Moderator/Chair:Theresa Earenfight, Department of History, Seattle University
Paper 1619-aMonstrous Un-Making: Maternal Infanticide as Female Agency
(Language: English)
Dianne E. Berg, Department of English, Tufts University, Massachusetts
Index terms: Gender Studies, Women's Studies
Paper 1619-bThe Breasts of Virgins: Sexual Reputation and Female Bodies in Later Medieval Society
(Language: English)
Kim M. Phillips, Department of History, University of Auckland
Index terms: Gender Studies, Sexuality, Women's Studies
Paper 1619-cMother's Poison: Representations of Mothers and Breastfeeding in the High Middle Ages
(Language: English)
Kate E. McGrath, Deaprtment of History, Central Connecticut State University
Index terms: Gender Studies, Historiography - Medieval, Women's Studies
Abstract

Paper -a:
The analogical framing of the domestic realm as a microcosm of the body politic (and, by extension, God’s divine plan) makes the late medieval and early modern household a place where wives and mothers hold positions of simultaneous authority and subjugation, with female power exercised privately in the interests of maintaining a masculine public order. As Catherine Belsey writes, "'Hearth and home,' 'the bosom of the family': the phrases evoke warmth and affection.
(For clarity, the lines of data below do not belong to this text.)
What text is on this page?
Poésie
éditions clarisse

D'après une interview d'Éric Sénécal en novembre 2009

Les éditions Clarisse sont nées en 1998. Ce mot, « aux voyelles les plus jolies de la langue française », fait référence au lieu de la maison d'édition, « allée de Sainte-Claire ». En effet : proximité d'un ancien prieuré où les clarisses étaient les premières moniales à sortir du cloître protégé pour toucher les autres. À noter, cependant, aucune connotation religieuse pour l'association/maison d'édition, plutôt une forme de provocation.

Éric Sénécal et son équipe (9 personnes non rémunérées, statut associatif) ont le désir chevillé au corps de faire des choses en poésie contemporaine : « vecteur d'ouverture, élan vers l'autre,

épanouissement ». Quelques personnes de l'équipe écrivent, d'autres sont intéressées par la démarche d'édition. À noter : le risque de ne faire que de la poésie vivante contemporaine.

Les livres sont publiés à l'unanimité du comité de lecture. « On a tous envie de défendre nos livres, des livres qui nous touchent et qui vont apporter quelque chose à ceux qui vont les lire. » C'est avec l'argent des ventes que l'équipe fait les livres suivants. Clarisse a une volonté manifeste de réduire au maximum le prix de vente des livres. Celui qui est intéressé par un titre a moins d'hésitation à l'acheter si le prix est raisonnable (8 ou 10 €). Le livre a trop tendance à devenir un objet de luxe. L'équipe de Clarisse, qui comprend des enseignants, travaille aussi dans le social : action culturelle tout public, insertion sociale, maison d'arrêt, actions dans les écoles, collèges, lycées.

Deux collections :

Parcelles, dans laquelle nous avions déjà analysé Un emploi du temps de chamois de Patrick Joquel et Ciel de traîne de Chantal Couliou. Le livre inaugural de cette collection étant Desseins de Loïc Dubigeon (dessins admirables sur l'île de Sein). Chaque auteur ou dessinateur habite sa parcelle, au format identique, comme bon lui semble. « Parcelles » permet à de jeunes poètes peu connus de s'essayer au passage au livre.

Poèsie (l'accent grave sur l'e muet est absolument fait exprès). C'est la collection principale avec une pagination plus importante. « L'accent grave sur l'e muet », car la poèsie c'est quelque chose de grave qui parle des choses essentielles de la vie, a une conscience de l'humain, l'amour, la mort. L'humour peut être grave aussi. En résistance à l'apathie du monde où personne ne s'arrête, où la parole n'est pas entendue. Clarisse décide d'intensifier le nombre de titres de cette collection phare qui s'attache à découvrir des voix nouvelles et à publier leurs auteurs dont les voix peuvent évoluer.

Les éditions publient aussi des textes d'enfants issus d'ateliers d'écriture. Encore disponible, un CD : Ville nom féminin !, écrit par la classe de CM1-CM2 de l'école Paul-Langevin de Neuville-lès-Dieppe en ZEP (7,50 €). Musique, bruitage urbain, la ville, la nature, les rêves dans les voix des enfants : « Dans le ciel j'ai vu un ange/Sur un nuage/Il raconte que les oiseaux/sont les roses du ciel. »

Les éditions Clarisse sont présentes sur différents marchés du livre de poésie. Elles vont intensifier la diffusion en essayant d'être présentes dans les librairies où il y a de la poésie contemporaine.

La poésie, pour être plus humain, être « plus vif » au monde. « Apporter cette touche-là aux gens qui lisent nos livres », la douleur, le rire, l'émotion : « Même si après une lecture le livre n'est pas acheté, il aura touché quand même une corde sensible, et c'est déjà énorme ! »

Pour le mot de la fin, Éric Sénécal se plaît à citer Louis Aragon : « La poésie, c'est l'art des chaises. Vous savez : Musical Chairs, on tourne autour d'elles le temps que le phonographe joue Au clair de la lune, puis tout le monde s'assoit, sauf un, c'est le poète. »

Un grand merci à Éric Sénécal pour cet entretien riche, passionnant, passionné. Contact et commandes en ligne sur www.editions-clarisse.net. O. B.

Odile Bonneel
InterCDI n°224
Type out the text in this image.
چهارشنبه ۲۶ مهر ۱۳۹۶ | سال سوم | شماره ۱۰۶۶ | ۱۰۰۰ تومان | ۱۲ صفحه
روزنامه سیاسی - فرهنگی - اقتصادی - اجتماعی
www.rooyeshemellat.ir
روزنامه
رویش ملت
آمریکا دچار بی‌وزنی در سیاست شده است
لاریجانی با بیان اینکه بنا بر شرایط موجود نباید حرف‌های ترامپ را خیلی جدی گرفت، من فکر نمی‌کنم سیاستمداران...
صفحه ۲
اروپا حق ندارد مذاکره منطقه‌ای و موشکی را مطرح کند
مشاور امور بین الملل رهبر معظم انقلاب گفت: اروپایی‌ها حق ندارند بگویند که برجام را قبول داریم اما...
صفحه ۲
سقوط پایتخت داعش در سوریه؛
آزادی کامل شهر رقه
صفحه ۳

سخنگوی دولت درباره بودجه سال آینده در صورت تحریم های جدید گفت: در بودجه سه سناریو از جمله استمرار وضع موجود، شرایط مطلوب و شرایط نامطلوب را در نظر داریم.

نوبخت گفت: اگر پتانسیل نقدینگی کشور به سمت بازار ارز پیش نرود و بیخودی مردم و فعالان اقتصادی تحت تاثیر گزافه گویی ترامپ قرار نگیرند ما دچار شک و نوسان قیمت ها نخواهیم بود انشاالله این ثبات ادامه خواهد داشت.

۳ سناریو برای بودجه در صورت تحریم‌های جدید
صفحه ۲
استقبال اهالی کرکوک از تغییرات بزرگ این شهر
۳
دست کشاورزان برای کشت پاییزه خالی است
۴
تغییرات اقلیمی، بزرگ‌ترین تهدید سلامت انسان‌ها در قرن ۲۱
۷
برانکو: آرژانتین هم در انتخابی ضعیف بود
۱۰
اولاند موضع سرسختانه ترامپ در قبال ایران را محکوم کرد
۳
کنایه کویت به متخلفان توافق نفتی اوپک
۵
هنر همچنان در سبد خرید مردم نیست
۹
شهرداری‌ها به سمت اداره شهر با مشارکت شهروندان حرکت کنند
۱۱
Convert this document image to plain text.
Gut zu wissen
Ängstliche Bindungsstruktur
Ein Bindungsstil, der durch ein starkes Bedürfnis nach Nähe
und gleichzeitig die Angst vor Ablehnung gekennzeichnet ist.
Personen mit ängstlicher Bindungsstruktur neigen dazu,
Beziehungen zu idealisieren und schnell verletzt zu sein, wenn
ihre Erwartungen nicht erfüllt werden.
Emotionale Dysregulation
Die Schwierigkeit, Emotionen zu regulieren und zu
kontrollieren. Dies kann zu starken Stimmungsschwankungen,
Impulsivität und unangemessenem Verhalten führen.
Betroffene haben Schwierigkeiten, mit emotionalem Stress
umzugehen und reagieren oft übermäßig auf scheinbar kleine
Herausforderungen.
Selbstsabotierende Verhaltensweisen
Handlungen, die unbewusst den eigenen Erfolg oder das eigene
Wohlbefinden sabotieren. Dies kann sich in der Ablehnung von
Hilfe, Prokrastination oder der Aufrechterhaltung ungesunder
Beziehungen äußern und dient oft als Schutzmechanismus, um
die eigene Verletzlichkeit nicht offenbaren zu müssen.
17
They also have the effect of isolating women in a private realm of domesticity which is seen as outside politics and therefore outside the operations of power." According to this worldview, women are responsible for establishing and maintaining order in the home, but remain answerable to the 'real' authority of their husbands.

And yet it lies within women’s ostensibly limited agency to unravel this whole scenario. Mothers 'make' the household/family via the somatic materiality of childbirth and nursing, but this same power can be used to unmake it. A woman who kills her children subverts, rejects, and effectively forgets her 'natural' role in the production and nurture of a stable, godly society—a 'monstrous' unmaking in which her material power intrudes upon and violently disrupts prevailing notions of domestic and societal order.

Patriarchal authority is an abstract (albeit powerful) concept, but the unmaking of that authority is frighteningly physical, and infanticide exposes occluded aspects of mothering by demonstrating how women might desire and cause their children’s deaths. Are such urges a flaw in the maternal system, or the necessary inverse of the intense emotions and required affection involved in mothering? The (male) authors who chronicle such crimes seek to contain and neutralize female agency run amok, toggling between lurid sensationalism, cautionary didacticism, and a reinstantiation of masculinized order via the 'unnatural' woman’s repentance and punishment. But these narratives fail to defuse the specter they raise: whether a by-product, a waste product, or a fatal flaw in the ideology of motherhood, maternal infanticide lies outside the realm of masculine control, a perversion of the art/craft of childrearing with the potential to unmake the system.

Paper -b:
Scholarly literature on medieval cultural meanings and significance of women's breasts has concentrated on their maternal, sacred, and nutritive aspects, and has downplayed the youthful and erotic. My paper intends to turn our attention to the breasts of virgins. Many medieval medical treatises include advice to young unmarried women on breast enhancement, specifically the reduction and tightening of breasts. The paper will summarise the medical advice on repressing breast growth, trace its origins in ancient and early medieval medical texts, and argue that it reflects wider understanding of bust size and texture as signifiers of sexual experience. Maidens were enjoined to suppress their breasts not merely out of aesthetic concern, but also in order to protect their sexual reputations.

Paper -c:
Orderic Vitalis relates an episode involving his patron, Mabel. After abusing her right to hospitality, Orderic's abbot finally threatened Mabel with divine vengeance if she did not leave. During the night, Mabel was afflicted with a painful breast, and in order to alleviate it, she forced a peasant's baby to feed from her breast. While her pain ended, the baby was poisoned and died. While much of the new forms of Marian devotion in the High Middle Ages focused on the health and vitality of the Virgin's milk, this paper will look at the other side: breast milk as poison.